Rethinking the PDF

Feb 2, 2022

Imagine being able to send full text and graphics documents (newspapers, magazine articles, technical manuals, etc.) over electronic mail distribution networks. These documents could be viewed on any machine and any selected document could be printed locally. This capability would truly change the way information is managed. – John Warnock, Co-founder of Adobe and PDF format

It's founder, John Warnock (co-founder of Adobe) prototyped a compatibility layer where documents would look and, most importantly, print (!) the same regardless the computer they were viewed on (1993 video). The PDF is now 30 years old and outlived the printer. The "killer app" for PDF was tax returns – the IRS adopted PDF in 1996 because of a rumored frustration with the US Postal Service.

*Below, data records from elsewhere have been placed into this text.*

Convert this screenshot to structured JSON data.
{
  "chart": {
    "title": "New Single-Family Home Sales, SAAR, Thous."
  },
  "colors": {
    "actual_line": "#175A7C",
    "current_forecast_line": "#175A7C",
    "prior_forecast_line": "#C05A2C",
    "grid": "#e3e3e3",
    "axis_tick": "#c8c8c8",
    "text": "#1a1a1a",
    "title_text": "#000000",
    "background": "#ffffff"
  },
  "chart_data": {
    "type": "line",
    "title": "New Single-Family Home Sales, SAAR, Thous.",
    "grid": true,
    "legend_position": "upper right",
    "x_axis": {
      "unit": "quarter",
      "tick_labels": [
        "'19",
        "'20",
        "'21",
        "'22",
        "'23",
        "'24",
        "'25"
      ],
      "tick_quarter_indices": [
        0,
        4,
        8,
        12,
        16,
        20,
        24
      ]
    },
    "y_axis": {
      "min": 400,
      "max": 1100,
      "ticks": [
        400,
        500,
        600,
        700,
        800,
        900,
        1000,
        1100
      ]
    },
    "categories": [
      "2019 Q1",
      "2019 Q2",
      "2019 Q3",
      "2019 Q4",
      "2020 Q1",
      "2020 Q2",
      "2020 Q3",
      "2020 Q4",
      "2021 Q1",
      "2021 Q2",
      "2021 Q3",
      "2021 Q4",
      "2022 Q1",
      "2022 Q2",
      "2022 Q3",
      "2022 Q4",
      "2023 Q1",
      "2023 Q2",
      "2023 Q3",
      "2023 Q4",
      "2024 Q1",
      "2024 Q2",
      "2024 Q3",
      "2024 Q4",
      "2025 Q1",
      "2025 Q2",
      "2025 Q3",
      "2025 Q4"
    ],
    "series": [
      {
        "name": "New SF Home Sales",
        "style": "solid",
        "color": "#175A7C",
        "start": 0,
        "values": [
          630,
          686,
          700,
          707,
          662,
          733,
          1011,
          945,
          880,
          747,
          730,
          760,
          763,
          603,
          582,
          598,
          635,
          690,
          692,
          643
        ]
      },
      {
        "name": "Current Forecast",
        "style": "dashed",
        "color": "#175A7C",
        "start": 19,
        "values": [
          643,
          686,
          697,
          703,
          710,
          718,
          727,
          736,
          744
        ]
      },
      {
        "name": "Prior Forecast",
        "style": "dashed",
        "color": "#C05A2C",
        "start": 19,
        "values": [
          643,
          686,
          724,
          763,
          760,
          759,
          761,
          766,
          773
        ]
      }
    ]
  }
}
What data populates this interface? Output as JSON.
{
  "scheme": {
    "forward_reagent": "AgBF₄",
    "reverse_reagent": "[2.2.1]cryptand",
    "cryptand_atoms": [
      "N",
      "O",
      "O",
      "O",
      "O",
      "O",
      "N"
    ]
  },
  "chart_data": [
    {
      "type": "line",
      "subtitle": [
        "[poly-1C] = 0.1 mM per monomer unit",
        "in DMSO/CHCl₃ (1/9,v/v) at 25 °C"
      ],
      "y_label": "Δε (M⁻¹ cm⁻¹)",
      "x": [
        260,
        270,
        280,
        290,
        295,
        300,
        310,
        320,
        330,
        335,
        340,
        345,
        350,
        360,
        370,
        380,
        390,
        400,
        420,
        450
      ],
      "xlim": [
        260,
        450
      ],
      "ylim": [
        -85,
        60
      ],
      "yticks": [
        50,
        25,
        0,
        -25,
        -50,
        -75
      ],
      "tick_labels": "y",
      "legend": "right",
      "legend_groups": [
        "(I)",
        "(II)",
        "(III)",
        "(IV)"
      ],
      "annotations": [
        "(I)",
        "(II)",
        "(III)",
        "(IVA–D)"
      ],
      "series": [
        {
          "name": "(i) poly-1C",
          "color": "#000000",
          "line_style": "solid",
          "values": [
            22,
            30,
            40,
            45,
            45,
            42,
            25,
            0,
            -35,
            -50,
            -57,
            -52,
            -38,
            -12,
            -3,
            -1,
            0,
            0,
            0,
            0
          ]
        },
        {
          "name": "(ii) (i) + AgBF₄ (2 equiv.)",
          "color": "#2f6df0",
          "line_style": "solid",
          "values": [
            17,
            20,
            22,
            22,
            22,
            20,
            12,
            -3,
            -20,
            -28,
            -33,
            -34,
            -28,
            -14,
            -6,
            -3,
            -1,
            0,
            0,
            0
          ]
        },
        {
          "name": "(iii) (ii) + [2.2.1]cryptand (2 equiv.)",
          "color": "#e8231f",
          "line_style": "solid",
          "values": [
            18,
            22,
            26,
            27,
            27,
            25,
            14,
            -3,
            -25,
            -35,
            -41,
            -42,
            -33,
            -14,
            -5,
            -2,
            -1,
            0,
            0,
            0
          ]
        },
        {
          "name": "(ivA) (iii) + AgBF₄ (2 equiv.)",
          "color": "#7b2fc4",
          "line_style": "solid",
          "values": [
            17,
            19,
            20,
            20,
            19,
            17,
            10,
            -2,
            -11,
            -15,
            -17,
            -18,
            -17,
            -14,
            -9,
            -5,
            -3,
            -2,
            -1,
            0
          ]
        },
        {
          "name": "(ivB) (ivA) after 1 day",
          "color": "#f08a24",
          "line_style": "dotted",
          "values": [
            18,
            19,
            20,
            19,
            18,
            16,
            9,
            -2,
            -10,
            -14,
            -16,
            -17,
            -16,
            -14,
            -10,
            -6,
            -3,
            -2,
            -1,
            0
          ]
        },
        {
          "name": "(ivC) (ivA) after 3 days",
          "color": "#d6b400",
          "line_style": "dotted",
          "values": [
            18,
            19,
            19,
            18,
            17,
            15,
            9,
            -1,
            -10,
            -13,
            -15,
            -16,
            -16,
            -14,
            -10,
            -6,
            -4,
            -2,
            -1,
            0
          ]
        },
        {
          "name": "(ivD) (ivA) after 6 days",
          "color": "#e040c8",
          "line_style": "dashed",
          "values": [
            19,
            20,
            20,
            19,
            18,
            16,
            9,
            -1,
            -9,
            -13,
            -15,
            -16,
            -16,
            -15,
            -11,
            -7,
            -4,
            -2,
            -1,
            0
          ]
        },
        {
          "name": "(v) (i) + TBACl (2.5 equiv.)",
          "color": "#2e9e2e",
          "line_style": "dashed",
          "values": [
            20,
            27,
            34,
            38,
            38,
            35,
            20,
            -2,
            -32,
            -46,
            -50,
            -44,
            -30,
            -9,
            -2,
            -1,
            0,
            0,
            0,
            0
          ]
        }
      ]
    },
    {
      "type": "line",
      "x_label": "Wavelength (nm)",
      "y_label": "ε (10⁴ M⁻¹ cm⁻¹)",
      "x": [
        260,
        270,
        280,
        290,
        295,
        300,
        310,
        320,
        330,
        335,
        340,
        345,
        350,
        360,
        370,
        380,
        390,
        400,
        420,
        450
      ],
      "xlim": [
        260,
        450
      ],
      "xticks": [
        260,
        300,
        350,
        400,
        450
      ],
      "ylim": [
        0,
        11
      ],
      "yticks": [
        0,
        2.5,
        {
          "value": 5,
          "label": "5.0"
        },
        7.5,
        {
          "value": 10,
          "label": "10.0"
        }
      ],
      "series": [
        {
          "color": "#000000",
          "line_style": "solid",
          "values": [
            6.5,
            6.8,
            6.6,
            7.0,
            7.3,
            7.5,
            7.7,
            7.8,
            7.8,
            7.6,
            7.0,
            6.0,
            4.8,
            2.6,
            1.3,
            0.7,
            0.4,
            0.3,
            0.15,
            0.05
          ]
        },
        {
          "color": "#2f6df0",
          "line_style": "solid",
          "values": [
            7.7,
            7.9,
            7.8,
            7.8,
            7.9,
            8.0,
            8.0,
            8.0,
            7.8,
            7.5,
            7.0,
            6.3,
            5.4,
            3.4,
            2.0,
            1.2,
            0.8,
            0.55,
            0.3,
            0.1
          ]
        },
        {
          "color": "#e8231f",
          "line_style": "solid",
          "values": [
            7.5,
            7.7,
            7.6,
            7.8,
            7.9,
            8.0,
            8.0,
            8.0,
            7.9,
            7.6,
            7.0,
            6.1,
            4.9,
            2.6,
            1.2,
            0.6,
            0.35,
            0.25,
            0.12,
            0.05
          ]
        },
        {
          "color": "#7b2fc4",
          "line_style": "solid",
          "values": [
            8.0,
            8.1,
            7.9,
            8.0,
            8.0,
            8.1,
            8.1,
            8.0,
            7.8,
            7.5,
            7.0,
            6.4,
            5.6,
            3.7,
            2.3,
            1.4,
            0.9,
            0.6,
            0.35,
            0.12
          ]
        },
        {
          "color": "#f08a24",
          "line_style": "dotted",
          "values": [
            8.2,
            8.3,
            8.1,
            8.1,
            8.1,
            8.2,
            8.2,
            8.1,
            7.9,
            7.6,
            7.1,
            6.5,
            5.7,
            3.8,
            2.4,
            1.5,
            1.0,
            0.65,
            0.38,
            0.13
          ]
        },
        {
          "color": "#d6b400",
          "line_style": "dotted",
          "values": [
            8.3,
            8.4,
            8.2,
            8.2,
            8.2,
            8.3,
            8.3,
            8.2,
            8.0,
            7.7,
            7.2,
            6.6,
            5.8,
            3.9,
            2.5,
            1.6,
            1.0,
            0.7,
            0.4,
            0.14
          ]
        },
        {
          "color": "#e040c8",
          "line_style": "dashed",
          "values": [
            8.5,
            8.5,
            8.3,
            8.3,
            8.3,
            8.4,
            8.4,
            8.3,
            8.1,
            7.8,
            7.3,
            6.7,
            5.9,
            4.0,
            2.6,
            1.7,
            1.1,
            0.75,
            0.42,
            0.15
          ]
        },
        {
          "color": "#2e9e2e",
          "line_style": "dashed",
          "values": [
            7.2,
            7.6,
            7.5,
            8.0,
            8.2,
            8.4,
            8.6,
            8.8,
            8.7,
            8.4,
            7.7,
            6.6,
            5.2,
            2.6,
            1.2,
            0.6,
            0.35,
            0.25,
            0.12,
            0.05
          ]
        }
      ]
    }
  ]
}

Entire businesses have been built around the file format. There's Adobe, which sells Adobe Acrobat as a part of its Creative Cloud. There's eSignature businesses like DocSign which build workflow features around the document (Adobe also has a competitor). DocSend, a document sharing and analytics platform, so you can see who is reading your PDF and for how long. Scribd tried to be the search engine for PDFs. But the PDF is showing its age. With billions of users and even more billions of PDF documents, what would it take to rethink the format?

Some open problems with PDFs:

  • Enterprise-grade OCR (optical character recognition) for PDF documents still doesn't exist in 2022. I'm maybe dismissing the complexity of a generalized solution, but with state-of-the-art computer vision techniques, I'd expect a much better benchmark.
  • Interactive and web-enabled forms. I'll admit, I still have trouble every time I'm asked to fill out a PDF form. Different behaviors on different platforms. Sometimes it saves without the data filled in. Haven't dug to the bottom of this, but why isn't this easy?
  • Slow page loads – PDFs are inherently slow to load. Adobe now runs Acrobat in the browser with WebAssembly. Their main reasons for this change were performance (time until first render) and high fidelity. More opportunities to make PDFs (especially large ones) instant to view and browse.
  • Bloated size – More lightweight alternatives like ePub and MOBI exist for e-books. For generic use cases, there have been smaller file-size alternatives like DjVu for many decades – but they haven't caught on.